7. Eat how you like.
Unlike other Italian foods, gelato is something that doesn’t have to be eaten sitting down. And generally, gelato shops won’t have a place to sit inside, anyway. Our favorite: stroll around while eating your gelato, or find a sunny spot outside to enjoy it.
How to Order… Coffee
Need a morning or mid-afternoon pick-me-up? Cut the costs of that coffee by more than half, and do it the Italian way, by following our guidelines.
1. Decide what you want.
Remember: saying simply “coffee,” or caffè, will get you an espresso, not an American drip coffee. If you want it American-style, say caffè americano (but be prepared for it to be a shot of espresso in hot water, not filter coffee). A cappuccino is coffee loaded with foamy milk; a caffè macchiato, coffee with just a “mark” of milk; a caffè latte, mostly milk with just a bit of coffee.
2. Pay first.
Like in the gelateria, you’ll see a cash register where you pay. Do this before ordering. An espresso should be about 80 cents, although the price varies depending on where you are.
3. Go to the counter and get the server’s attention.
Again, this can be either by simply walking up, if it’s quiet, or by politely holding up your receipt, if it’s more crowded. When he’s asked you what you want (usually with, “Prego?” or simply “Si?”), clearly tell him (caffè, caffè americano, etc.)
4. Drink your coffee standing there.
Don’t take it and wander off to a table, even if one is available. As soon as you sit down, you’re supposed to get—and you start paying for—table service. That’s when the price of that coffee suddenly doubles or triples when you sit down. And that’s why you often see far more tourists than Italians doing this.
5. Leave behind a small tip.
Before you leave, put down a small coin; 20 cents will do. It’s not necessary, but it’s a nice token of gratitude for the server. Say “Grazie!” and “ArrivederLa!” or “Arrivederci!” as you leave—it’s considered rude to depart without saying anything.
One of Italy’s best-kept secrets is its takeaway pizza. You don’t have to sit down to dinner to enjoy Italian pizza; you can wander into a number of shops and get it to go, an especially good option at lunchtime, when most authentic pizzerias are closed anyway! Here’s how to do it.
1. Decide what you want.
(Sensing a theme here?) Be aware that while there might be a pizza menu hanging up with lots of options, unless something is coming out of the oven in the next couple of minutes, you’ll probably be limited to whatever you see already in the display case.

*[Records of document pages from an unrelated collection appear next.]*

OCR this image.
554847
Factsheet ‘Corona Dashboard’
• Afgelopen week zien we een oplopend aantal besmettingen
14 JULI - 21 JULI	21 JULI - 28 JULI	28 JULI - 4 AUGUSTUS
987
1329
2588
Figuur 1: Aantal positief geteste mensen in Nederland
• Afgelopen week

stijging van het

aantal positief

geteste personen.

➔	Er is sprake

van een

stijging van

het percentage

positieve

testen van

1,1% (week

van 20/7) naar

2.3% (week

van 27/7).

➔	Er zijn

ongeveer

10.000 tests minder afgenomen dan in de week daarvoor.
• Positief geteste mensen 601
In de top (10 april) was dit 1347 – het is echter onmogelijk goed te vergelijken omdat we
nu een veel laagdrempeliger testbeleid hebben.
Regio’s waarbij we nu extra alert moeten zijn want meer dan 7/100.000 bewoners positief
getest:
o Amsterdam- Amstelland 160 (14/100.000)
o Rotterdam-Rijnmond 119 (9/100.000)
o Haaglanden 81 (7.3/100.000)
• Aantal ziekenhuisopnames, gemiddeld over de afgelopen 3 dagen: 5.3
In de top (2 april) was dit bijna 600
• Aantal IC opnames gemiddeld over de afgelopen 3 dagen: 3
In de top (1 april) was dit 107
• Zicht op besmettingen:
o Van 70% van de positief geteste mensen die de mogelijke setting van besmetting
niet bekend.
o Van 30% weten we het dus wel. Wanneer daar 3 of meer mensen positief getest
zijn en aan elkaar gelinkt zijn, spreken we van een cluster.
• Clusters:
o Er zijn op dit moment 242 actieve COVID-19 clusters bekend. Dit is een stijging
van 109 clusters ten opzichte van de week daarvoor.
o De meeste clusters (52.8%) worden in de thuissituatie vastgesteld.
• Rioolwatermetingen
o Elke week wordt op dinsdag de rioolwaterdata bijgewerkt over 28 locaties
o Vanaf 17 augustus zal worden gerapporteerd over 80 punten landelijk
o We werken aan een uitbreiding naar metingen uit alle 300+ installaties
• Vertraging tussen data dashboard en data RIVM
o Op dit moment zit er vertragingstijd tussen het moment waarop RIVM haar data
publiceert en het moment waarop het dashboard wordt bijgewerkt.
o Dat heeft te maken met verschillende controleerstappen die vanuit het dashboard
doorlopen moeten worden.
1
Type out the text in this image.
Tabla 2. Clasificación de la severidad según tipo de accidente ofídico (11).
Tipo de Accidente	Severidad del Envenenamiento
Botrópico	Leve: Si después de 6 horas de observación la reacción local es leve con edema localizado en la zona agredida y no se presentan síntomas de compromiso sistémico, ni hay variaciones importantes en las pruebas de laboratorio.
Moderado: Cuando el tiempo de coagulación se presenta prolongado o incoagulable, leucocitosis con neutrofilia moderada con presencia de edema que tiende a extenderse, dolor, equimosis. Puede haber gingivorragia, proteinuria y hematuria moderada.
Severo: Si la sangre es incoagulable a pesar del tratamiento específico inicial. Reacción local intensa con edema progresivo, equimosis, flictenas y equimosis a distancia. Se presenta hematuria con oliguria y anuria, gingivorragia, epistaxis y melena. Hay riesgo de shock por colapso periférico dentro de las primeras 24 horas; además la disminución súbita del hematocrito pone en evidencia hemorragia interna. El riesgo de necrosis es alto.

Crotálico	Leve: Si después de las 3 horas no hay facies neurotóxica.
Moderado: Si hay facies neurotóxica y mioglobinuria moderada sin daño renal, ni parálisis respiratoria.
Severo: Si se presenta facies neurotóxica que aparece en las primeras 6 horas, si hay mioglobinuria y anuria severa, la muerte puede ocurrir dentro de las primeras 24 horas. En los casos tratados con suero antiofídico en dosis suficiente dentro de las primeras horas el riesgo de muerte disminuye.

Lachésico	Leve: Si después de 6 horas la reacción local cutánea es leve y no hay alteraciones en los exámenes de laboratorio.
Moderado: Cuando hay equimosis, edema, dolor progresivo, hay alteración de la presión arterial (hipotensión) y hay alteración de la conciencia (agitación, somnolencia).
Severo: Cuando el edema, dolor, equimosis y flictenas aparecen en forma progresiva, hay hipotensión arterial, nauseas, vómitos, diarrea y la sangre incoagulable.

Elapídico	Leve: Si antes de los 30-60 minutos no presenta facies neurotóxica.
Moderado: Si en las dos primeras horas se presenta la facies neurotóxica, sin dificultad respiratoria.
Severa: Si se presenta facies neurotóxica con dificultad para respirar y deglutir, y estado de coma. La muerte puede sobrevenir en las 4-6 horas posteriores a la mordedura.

2. Order the pizza, including the size, from the server at the counter.
In other words, he won’t just ask you what kind of pizza you want—he’ll also ask you how much you want. That’s because you pay by the weight, rather than by a standard-sized slice. Generally, he’ll help you out by putting his knife where he thinks you might want him to cut it; tell him smaller (“più piccolo”) or bigger (“più grande”), and don’t forget the “per favore”!
He’ll either give you the receipt and have you go to a separate register to pay or, if it’s a smaller place, take your money right there.
4. Eat at the counter.
If there are stools, you can sit. Or you can take your pizza outside. Generally, though, it’s more polite and neater to eat right in the pizzeria, rather than on the street.
5. Make sure you say goodbye.
Again, a “Grazie!” and “ArrivederLa!” or “Arrivederci!” go a long way.